The general humanoid similarities have been around for so long now, that it'd be hard to parce it as anything but everyone is interrelated
Other-Cantaloupe4765@reddit
You make the progenitors wish they hadn’t been so horny smh /j
BILLCLINTONMASK@reddit
I’m certain that there will be life that looks like humans.
There will be other life forms too. But the ones we’ll have the most meaningful interactions with will be the ones most like us.
pavilionaire2022@reddit
They had some more unique aliens from time to time, like the lizard people or the weird fish guys in stasis. This is like how they show you the hobbits in forced perspective in just a few scenes so you just believe they're small. Then, in most other scenes, they just shoot close-up with scaled props.
N_o_r_m_a_l@reddit
Some hypothesize that body-plan may be similar for beings evolved in a similar gravity well. We haven't yet been able to test this hypothesis.
commandrix@reddit
I think Star Trek: The Next Generation did try to come up with an in-universe explanation for it, but it never went beyond one episode (at least in TNG). Primarily, there was this progenitor race that seeded a bunch of planets and that led to many intelligent species looking similar.
Raguleader@reddit
On that note, I always loved the DS9 explanation of why Klingons in the 24th century looked different from the ones in the era of Those Old Scientists. It was, essentially, "I don't want to talk about it."
Although it did crack the door a bit for folks to expect more explanation, which led to Enterprise coming up with the Klingon Augment plot, and then fans expecting an explanation for every makeup design change moving forward.
bongart@reddit
Did you know that in the original Star Trek, Spock was supposed to wear red makeup, to make his skin look red? Yes, I know with the whole "green-blooded" thing, his skin would look green... but we are talking about the original Trek. Roddenberry wanted Spock to have red skin. Unfortunately, many viewers back then still had black & white televisions, and red skin would have made Spock look black... and there was no way Trek would have gotten to stay on television at that time in history, with a black second in command.

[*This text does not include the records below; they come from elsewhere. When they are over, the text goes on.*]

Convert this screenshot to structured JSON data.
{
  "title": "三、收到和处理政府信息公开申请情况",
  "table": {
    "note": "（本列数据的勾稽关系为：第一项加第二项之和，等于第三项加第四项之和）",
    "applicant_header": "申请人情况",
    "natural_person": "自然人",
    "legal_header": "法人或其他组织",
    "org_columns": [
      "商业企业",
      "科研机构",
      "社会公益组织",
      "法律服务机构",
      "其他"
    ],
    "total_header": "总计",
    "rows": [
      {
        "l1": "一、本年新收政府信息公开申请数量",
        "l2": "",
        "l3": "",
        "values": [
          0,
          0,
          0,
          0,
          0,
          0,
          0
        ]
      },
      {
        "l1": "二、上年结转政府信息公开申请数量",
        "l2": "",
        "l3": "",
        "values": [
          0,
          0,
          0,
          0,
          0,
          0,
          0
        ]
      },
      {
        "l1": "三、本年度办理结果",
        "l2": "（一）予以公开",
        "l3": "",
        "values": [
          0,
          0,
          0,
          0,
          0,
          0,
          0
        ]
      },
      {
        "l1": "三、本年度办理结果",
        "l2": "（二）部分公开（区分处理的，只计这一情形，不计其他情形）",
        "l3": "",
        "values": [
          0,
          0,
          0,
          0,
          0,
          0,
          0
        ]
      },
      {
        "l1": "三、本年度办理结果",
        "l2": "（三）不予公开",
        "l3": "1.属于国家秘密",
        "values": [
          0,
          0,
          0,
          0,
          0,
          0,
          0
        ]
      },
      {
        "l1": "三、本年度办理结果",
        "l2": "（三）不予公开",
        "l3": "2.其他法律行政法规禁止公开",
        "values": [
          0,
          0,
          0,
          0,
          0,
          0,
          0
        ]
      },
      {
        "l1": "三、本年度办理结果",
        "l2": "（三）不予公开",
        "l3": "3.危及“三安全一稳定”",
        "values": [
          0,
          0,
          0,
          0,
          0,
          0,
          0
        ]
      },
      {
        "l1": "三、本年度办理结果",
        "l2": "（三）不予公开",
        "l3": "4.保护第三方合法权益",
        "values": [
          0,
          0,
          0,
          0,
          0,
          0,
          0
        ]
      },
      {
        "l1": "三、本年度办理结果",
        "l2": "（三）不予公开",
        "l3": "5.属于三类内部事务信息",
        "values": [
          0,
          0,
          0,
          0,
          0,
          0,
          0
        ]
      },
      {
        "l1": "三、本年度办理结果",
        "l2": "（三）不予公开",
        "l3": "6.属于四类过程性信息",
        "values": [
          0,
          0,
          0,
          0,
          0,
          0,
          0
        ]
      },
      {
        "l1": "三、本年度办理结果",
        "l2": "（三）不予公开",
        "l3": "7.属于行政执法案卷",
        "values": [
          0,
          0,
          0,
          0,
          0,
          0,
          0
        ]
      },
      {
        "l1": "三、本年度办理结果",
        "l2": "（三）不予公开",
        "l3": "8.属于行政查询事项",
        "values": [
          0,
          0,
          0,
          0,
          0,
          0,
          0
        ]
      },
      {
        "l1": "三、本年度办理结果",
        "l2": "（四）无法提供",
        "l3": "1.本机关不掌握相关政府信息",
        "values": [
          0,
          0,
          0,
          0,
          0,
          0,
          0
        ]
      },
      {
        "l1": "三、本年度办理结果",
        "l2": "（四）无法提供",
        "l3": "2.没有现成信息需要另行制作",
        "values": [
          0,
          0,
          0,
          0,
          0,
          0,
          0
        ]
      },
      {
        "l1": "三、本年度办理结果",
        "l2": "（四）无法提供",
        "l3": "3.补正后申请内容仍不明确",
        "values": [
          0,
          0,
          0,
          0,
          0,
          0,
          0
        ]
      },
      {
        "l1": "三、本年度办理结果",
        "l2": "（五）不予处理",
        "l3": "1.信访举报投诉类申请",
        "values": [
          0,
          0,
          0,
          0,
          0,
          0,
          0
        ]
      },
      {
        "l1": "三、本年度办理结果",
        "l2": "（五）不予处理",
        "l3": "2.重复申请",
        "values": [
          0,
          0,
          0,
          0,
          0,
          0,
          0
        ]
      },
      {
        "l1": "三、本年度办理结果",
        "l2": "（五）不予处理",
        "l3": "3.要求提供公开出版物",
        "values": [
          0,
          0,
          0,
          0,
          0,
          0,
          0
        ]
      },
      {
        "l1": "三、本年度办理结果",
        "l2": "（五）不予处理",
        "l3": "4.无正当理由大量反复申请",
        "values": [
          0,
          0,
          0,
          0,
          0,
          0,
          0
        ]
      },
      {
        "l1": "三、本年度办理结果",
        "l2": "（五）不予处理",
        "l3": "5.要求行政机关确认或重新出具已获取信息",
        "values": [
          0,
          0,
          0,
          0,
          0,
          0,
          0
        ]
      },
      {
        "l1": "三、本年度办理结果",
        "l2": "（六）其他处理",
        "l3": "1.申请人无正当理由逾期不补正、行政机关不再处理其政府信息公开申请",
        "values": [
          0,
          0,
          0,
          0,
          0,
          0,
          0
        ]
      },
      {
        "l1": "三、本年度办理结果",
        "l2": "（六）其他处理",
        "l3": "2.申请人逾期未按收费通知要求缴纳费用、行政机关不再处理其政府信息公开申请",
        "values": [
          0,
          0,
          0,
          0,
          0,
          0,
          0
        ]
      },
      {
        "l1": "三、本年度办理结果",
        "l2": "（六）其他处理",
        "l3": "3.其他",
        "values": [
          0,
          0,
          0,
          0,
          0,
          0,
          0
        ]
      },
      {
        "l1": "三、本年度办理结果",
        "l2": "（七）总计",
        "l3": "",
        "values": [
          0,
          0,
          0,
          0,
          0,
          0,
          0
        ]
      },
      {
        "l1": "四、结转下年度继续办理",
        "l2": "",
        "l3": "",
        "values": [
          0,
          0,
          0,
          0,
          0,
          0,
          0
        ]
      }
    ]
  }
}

Having a black woman as an officer on the bridge was progressive enough.
https://en.wikipedia.org/wiki/Development_of_Spock
Thus the politics of discrimination decided how this "alien" would appear.
Roddenberry also felt that other alien designs should not require extensive makeup or prosthetics around the mouth and eyes, as this would interfere with the actor's ability to show emotion during their performance. So his tradeoff on making aliens look human, was that the actors could do their jobs easier. Odd considering his costume choices over the years, but whatever.
Suckamanhwewhuuut@reddit
Whole episode devoted to this question.
disdkatster@reddit
You can look at different animals of the same species on earth for an idea of how often divergence occurs the appears solely based on appearance. Look at the different varieties of goats, dogs, etc.